In situ stress profile estimation is difficult for heterogeneous behavior due to the pressure with depth and tectonic stress around the borehole. Overburden stress (\({\sigma }_{v}\)) is calculated with the help of density log data. \({\sigma }_{h}\) is nearly fracture pressure and estimated with the help of the Mathews and Kelly or Modified Eaton relation and validated with the help of the leek-of-test data. \({P}_{f}\) is estimated with the help of the \({P}_{p}\) in the equation \({\sigma }_{h}\) is predicted by the Eaton method of the normal compaction trend line of resistivity log data or DTCO log data. \({\sigma }_{H}\) is challenging to estimate directly. Li and Pudy estimate \({\sigma }_{H}\) as neglecting the minimum horizontal strain.

This study applies NMEM to two case studies that have faced technical difficulties at drilling. The input (well-logs) data are taken from the open-access data library (TNO) with lithology near the wellbore. Pore and fracture pressure estimated from the well-log data are also validated with actual filed data. The stress profile from NMEM suggests the strike–slip faulting regime. This NMEM is also applicable for the simulation of hydrofracturing operations, solution of sand production problems, and simulation of the carbon dioxide storage and sequestration in the formation. The mud weight limits for preventing break-out are determined based on the lithology and stress profile for different stress conditions, including \({\sigma }_{\theta }\ge {\sigma }_{z}\ge {\sigma }_{r}\), \({\sigma }_{z}\ge {\sigma }_{\theta }\ge {\sigma }_{r}\), and \({\sigma }_{z}\ge {\sigma }_{r}\ge {\sigma }_{\theta }\) for lower mud weight limits, and \({\sigma }_{r}\ge {\sigma }_{z}\ge {\sigma }_{\theta }\), \({\sigma }_{r}\ge {\sigma }_{\theta }\ge {\sigma }_{z}\), and \({\sigma }_{\theta }\ge {\sigma }_{r}\ge {\sigma }_{z}\) for upper mud weight limits. These limits are compared with those derived from the Mohr–Coulomb and Mogi–Coulomb criteria for each stress profile, as discussed in the results and discussion. Furthermore, the validity of these mud weight limits is confirmed by comparing them with the actual mud weight used during drilling. The caliper log is utilized to identify the failure profile, and it is concluded that if the actual mud weight exceeds the mud window limit, there is a possibility of wellbore instability, which is supported by evidence from the caliper log.

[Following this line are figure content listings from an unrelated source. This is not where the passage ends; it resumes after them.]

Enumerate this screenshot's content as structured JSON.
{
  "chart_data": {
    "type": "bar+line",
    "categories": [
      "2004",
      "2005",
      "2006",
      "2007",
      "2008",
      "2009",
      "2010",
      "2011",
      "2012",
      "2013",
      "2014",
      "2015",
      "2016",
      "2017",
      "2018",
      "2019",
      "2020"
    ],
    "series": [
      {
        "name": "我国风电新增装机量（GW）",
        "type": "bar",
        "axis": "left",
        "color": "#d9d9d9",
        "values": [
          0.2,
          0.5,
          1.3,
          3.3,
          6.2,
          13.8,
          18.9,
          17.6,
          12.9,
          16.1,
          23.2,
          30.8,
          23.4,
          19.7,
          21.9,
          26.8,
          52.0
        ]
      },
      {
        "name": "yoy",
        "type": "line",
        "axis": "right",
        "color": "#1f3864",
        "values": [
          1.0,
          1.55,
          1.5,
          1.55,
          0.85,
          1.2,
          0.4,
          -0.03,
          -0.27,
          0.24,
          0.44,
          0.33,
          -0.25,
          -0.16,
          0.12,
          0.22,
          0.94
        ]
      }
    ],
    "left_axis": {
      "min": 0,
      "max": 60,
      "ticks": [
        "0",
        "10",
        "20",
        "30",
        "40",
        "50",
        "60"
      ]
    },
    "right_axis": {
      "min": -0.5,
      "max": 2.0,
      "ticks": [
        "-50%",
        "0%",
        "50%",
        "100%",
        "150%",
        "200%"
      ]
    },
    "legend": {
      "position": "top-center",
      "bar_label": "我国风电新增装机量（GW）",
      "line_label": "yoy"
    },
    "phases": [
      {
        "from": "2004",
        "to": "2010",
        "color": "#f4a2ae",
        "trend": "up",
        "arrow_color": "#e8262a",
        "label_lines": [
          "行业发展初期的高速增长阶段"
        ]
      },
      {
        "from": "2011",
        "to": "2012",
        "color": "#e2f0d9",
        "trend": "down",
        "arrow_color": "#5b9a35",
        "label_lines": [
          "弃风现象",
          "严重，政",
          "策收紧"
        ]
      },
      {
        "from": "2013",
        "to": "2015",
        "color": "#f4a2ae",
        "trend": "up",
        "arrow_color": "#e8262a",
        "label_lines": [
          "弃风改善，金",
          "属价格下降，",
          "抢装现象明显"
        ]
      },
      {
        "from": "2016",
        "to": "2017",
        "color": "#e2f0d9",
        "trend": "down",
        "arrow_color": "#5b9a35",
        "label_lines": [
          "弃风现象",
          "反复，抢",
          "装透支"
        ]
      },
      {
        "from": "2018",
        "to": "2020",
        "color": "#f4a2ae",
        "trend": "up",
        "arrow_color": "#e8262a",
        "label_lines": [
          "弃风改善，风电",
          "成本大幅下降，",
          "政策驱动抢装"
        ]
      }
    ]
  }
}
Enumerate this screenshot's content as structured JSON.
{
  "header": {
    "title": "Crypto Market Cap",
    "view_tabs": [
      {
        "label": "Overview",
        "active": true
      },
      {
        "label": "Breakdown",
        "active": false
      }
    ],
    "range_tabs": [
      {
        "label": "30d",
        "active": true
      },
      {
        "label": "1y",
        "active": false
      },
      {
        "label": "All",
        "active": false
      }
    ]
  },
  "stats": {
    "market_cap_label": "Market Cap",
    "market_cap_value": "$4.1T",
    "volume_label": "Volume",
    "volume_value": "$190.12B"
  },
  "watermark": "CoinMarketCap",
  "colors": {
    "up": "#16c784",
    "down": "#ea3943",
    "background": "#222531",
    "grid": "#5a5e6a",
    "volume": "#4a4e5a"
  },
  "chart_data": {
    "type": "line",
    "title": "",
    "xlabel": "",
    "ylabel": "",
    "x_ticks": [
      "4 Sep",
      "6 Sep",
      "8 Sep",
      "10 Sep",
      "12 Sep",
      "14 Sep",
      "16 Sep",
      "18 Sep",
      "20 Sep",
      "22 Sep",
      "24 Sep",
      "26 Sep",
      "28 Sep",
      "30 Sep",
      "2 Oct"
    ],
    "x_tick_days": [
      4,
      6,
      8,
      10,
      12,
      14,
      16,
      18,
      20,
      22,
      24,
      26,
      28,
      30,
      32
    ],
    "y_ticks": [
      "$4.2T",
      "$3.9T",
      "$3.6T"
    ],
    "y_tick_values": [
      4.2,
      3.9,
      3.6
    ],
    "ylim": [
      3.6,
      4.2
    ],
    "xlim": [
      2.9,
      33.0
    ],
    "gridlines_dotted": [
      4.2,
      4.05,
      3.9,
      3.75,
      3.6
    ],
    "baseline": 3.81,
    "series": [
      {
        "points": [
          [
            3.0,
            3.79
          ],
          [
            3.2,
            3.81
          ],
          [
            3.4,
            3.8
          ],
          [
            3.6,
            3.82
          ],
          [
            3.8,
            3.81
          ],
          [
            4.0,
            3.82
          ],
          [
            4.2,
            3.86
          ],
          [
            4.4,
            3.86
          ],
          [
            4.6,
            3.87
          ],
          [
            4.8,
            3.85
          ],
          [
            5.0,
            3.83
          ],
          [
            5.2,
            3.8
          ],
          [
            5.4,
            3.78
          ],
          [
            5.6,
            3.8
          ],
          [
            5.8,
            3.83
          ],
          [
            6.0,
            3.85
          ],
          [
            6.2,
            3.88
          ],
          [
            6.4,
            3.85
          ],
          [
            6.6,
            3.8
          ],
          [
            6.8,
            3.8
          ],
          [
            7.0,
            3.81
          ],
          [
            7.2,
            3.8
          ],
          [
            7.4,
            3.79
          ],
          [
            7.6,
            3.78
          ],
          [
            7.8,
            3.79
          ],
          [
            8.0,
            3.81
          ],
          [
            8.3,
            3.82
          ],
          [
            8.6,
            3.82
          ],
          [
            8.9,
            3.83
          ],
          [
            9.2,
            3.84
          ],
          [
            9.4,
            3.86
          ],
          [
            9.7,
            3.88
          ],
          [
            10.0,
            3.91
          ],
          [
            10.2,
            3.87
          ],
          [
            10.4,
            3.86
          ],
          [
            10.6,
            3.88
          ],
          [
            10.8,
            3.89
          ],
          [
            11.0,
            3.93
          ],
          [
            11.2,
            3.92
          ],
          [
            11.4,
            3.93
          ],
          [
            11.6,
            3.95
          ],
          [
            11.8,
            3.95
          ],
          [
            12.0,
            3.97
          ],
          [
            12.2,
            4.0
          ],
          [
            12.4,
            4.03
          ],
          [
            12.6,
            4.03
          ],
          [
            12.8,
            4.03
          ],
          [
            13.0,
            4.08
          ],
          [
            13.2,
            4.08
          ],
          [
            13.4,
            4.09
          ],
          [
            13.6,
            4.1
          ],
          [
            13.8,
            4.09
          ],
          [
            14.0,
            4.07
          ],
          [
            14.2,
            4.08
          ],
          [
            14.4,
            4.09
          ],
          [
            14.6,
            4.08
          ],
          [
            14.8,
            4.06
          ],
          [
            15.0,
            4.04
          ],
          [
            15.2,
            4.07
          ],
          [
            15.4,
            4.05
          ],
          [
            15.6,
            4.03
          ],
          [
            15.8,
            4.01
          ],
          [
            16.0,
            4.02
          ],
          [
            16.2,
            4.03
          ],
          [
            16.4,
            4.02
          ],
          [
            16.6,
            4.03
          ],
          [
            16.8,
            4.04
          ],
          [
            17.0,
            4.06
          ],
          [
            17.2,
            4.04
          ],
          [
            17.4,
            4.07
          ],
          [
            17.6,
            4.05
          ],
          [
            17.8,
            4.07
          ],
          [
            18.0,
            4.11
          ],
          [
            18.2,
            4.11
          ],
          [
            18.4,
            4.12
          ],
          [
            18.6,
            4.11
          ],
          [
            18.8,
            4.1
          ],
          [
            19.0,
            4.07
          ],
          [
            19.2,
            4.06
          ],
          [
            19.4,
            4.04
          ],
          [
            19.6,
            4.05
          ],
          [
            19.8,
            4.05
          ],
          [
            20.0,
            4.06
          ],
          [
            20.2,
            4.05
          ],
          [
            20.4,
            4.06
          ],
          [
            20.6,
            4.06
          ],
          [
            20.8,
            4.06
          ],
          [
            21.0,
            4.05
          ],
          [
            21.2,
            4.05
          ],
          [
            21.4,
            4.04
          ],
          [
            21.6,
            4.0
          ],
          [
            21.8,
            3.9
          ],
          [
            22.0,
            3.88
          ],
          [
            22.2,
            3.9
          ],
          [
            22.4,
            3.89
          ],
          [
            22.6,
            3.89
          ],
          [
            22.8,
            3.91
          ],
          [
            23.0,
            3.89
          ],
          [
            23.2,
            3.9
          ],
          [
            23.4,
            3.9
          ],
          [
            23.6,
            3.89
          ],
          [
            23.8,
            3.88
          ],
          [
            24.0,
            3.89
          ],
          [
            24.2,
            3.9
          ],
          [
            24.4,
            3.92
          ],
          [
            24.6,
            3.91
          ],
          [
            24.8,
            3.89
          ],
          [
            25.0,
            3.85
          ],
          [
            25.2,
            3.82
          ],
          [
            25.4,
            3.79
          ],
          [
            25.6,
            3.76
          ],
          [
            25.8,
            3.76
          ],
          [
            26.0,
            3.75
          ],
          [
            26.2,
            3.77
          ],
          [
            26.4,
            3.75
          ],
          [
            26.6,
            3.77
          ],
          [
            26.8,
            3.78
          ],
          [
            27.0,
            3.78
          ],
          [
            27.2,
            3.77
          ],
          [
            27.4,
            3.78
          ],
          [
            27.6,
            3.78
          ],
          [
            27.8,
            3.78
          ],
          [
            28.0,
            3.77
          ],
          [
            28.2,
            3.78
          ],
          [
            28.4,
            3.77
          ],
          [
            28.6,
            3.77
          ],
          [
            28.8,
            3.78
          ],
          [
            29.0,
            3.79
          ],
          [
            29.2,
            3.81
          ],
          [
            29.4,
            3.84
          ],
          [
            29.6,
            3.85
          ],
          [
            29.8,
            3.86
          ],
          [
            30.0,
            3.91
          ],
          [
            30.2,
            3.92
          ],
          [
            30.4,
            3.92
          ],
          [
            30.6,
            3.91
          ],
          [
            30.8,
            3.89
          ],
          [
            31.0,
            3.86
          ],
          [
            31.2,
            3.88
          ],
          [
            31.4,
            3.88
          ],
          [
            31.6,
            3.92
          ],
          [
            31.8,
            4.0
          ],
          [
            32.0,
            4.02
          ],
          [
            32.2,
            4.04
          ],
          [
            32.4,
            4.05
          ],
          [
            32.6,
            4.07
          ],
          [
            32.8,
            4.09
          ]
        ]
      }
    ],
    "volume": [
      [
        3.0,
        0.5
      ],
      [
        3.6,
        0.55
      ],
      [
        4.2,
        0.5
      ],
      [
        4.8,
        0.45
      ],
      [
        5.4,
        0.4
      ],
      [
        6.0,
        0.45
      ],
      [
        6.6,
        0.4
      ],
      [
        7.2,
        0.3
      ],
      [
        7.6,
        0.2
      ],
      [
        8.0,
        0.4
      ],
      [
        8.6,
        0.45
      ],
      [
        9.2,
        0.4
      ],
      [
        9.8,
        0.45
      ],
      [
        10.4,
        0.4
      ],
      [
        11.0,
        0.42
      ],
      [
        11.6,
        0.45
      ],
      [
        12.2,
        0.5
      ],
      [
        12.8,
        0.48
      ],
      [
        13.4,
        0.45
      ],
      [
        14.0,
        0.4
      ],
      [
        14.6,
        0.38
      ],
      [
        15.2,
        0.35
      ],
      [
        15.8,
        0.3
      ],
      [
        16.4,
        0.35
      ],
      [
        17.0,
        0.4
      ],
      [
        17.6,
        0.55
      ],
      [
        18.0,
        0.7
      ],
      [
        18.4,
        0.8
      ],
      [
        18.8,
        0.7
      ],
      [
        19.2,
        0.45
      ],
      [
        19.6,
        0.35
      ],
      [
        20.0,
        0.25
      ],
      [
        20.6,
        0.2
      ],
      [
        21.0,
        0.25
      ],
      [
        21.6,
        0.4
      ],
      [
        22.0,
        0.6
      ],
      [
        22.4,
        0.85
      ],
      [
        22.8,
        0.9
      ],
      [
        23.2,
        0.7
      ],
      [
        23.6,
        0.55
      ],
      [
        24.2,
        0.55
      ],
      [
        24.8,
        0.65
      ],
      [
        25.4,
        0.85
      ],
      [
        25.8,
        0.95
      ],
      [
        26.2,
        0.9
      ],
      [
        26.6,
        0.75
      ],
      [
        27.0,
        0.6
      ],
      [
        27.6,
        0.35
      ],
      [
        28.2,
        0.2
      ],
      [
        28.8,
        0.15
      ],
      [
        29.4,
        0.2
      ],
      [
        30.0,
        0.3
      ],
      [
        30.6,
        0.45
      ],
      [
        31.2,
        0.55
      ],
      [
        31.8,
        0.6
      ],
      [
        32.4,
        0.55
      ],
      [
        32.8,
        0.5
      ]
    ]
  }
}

This research's uniqueness lies in applying the 3D extended Mohr–Coulomb criterion, which predicts both upper and lower mud weight limits in all six possible stress profiles to ensure wellbore stability. The study incorporates an updated mechanical earth model, focusing on considering the formation's lithology as the critical variable in this model. The mud weight prediction utilizing the 3D extended Mohr–Coulomb criterion demonstrates higher effectiveness by incorporating the intermediate principal stress and offering a simplified solution to overcome these limitations of the Mohr–Coulomb and Mogi–Coulomb criteria.